Written by Richard Kayenda

While the presidential declaration of the 21-day national lockdown due to Covid 19 pandemic seems to be the lasting solution, some opposition political parties and social commentators in Malawi feel the move is an infringer on the part of those whose lives depend on informal employment in order to fend for the day.
According to UTM President, Saulos Chilima, who is also the Vice President of Malawi, the 21-day national lockdown that is to take effect from 18 April to 9 May, 2020, and be extended further should it not serve the intended purpose, is a raw deal to a common man on the street whose life solely depends on casual labour of the day to fend for himself
In his social media post, Chilima challenges the authority to think about some people who stay in such high density townships as Kauma Mtandire, Chinsapo Areas in Lilongwe, Mbayani, Ntopwa, Bangwe Areas in Blantyre, Uliwa in Karonga and many others in the country.
Chilima wonders where such people will get their day to day food during this period when most sources of their hand to mouth earnings will be hanged up.
Echoing similar sentiments is a Zomba based social commentator, Wonderful Mkhutche, who feels the 21-day national lockdown is but a copied and pasted policy from western countries whose economies are way better than Malawi’s.

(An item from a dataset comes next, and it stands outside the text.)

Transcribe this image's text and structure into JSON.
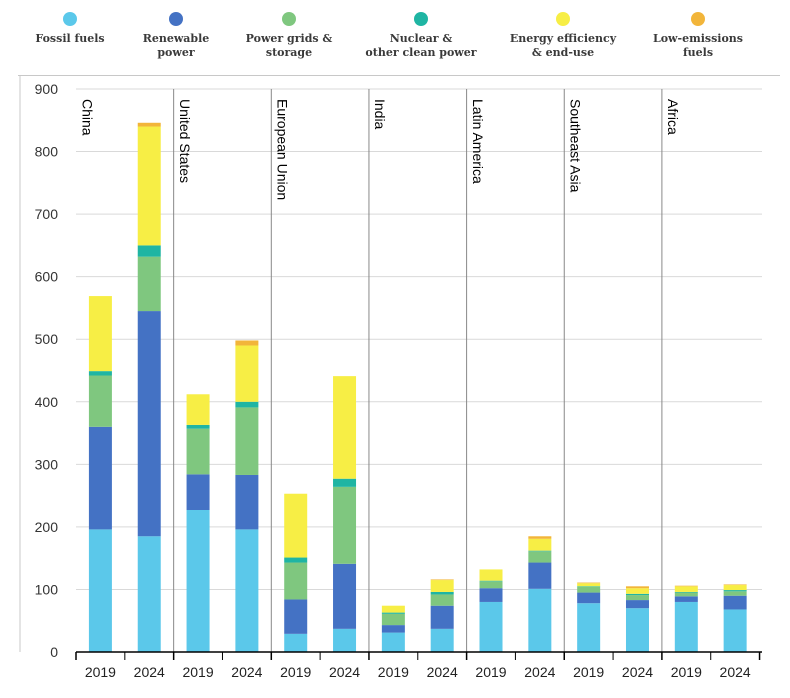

Mkhutche, on his social media platform says: “Not in support of the Lockdown. We are doing this under peer pressure. It has detrimental effects in our situation and there were other thousand ways to handle this. We cannot sacrifice millions of lives to a disease that has now just infected 16 out of 17.5 million people. We should have intensified testing and quarantine to let lives of millions keep on moving.”
On Tuesday, President Arthur Peter Mutharika announced a 21 day national lockdown as one of the newest measures to curb further spread of the disease. About 16 people, in the country, have tested positive for the disease and two have died of the same.